Glauben heißt Vertrauen - gemeint ist nicht ein blindes Vertrauen, das vor gefährlichen Tendenzen einfach die Augen verschließt, sondern ein sehendes Vertrauen, das gelassen das Nötige tut. Natürlich ist es sinnvoll, auf die Anzeichen des Alters in unserem Körper aktiv zu reagieren, vielleicht mit mehr Sport und Bewegung oder mit einer Änderung des Lebensstils. Und natürlich sollte ein Staatswesen eine gewisse Kontrolle über die Menschen ausüben, die in ihm leben.
Aber es darf nicht dazu kommen, dass allein Panik und Angst über uns herrschen - weder individuell noch sozial. Wo die Angst die Politik diktiert, dort rückt nur noch das eigene Überleben in den Vordergrund: wir zuerst. Dort wird vergessen, dass auch Fremde Menschen, unsere Schwestern und Brüder sind - mit ihrer eigenen Würde und oft mit einer Geschichte voller Leid. Wo die Angst die Herrschaft innehat, dort werden Zukunftsbilder ganz aus der Vergangenheit geholt: Es soll wieder so werden wie früher einmal. Und so wird das heute Nötige versäumt, um die Zukunft verantwortlich zu gestalten - in Gerechtigkeit und Respekt vor der Schöpfung. Wo die Angst auf dem Thron sitzt, braucht man viel Waffen und ist der Friede immer wieder in Gefahr. Und da schielt man plötzlich wieder nach starken Führern.

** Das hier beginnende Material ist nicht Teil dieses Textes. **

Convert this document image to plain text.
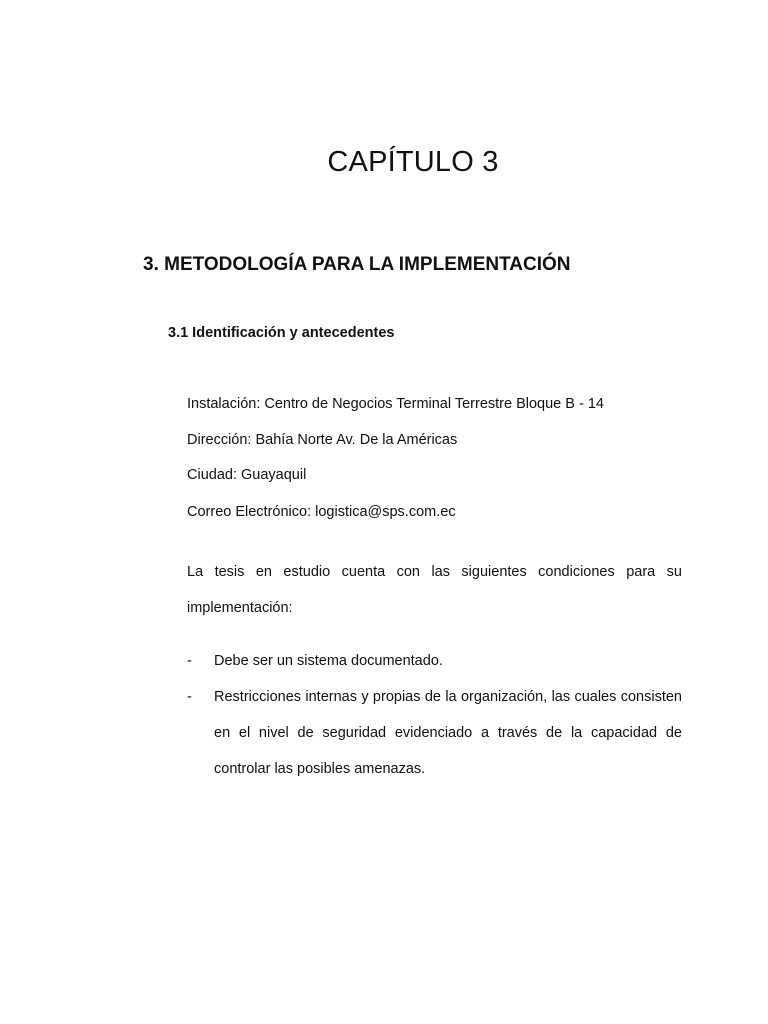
CAPÍTULO 3
3. METODOLOGÍA PARA LA IMPLEMENTACIÓN
3.1 Identificación y antecedentes
Instalación: Centro de Negocios Terminal Terrestre Bloque B - 14
Dirección: Bahía Norte Av. De la Américas
Ciudad: Guayaquil
Correo Electrónico: logistica@sps.com.ec

La tesis en estudio cuenta con las siguientes condiciones para su implementación:

- Debe ser un sistema documentado.
- Restricciones internas y propias de la organización, las cuales consisten en el nivel de seguridad evidenciado a través de la capacidad de controlar las posibles amenazas.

Liebe Gemeinde, wir sind „schwer gefordert", meint Jesus, etwas von der Vertrauenskraft des Glaubens weiterzugeben: unseren Kindern und Enkeln, unseren Freunden und Verwandten, unseren Kirchgemeinden oder kommunalen Gemeinden. Wir sind besonders herausgefordert, besonders dort, wo in zufälligen Begegnungen vor allem über andere hergezogen oder unfruchtbar gejammert wird. Das ist oft schwer, wie ich aus manchen Urlaubskontakten oder aus Gesprächen mit Mitpatienten in Krankenzimmern weiß. Und mitunter reicht unsere Vertrauenskraft nicht einmal für uns selbst. Dennoch sollten wir es immer wieder versuchen, uns Glauben zu erbitten und aus einem glaubenden Vertrauen heraus zu denken und zu reden. Denn es ist sind nicht nur die Menschen, die von uns als Christen etwas Besonderes erwarten, sondern es ist Gott selbst. Die jüdischen Prediger vermieden es aus Respekt vor der Heiligkeit Gottes, wenn es irgend ging, Gott bei Namen zu nennen, und sie „versteckten" ihn sprachlich gern in der dritten Person und unter dem „man": „Von dem wird man um so mehr von fordern." Gott ist es, der uns Vertrauen schenkt, und er erwartet es von uns, dass wir in solchem Vertrauen leben - uns zum Segen und ihm zu Ehren.